Display Cases in the Great Hall: Exhibition Archive

ACADEMY

15 January, 2019 - 15 February, 2019

Master Drawings by ANDREW SHEARS

Classic academic foundation drawing normally begins with simple and basic forms, careful observation, and practice. Sometimes an artist spends hours mastering the idea of a freehand circle drawn without touching the sheet, or suggesting volume in a carefully arranged still life, composed of objects from the studio, desk, or breakfast table, offering a window onto quotidian practice. The hardness of the pencil point reveals the softness of a paper surface, as it yields to the movement of the artist’s hand.

These strokes are captured in Andrew Shears’s drawings.  He practices within a classical atelier, or studio, where he begins graphite studies without preconceived ideas, as pure observation from life.
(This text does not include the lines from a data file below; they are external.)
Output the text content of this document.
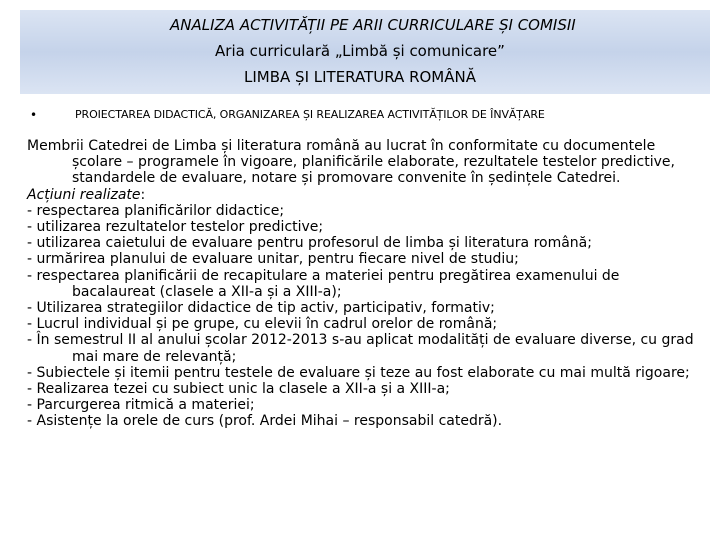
ANALIZA ACTIVITĂȚII PE ARII CURRICULARE ȘI COMISII
Aria curriculară „Limbă și comunicare”
LIMBA ȘI LITERATURA ROMÂNĂ
•	PROIECTAREA DIDACTICĂ, ORGANIZAREA ȘI REALIZAREA ACTIVITĂȚILOR DE ÎNVĂȚARE

Membrii Catedrei de Limba și literatura română au lucrat în conformitate cu documentele școlare – programele în vigoare, planificările elaborate, rezultatele testelor predictive, standardele de evaluare, notare și promovare convenite în ședințele Catedrei.

Acțiuni realizate:

- respectarea planificărilor didactice;

- utilizarea rezultatelor testelor predictive;

- utilizarea caietului de evaluare pentru profesorul de limba și literatura română;

- urmărirea planului de evaluare unitar, pentru fiecare nivel de studiu;

- respectarea planificării de recapitulare a materiei pentru pregătirea examenului de bacalaureat (clasele a XII-a și a XIII-a);

- Utilizarea strategiilor didactice de tip activ, participativ, formativ;

- Lucrul individual și pe grupe, cu elevii în cadrul orelor de română;

- În semestrul II al anului școlar 2012-2013 s-au aplicat modalități de evaluare diverse, cu grad mai mare de relevanță;

- Subiectele și itemii pentru testele de evaluare și teze au fost elaborate cu mai multă rigoare;

- Realizarea tezei cu subiect unic la clasele a XII-a și a XIII-a;

- Parcurgerea ritmică a materiei;

- Asistențe la orele de curs (prof. Ardei Mihai – responsabil catedră).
Working with time constraints, Shears blocks out the form, then builds up the exterior contours, moving from the center of the figure, the torso and pelvis, to the edges of the body, with hands, thighs, and wisps of hair. The process leaves the artist’s initial guidelines invisible. The clarity of a final study remains.

Using graphite or red oil pencil in his nude studies as in his finished drawings, Shears focuses on shaping the planes and curves of a physical body, in a way that conveys the sense of a character or person within that body. Sensitively observed from life, the drawings show equal respect for the integrity of form and the classical anonymity of various individuals.

Ear Study (verso), drawn from a classical cast, reminds of the intensity of similar ear studies, or drawings of a sculpted face, by 17th century artist Jusepe Ribera, a master of academic drawing who also played with classical forms in red chalk, or fantastical studies in pen and ink. Shears’s red oil pencil drawing of entwined Siblings wrapped together with a massive snake shows his powerful imagination at play in a masterful sheet, mixing fantasy with classical subject matter, and academic virtue.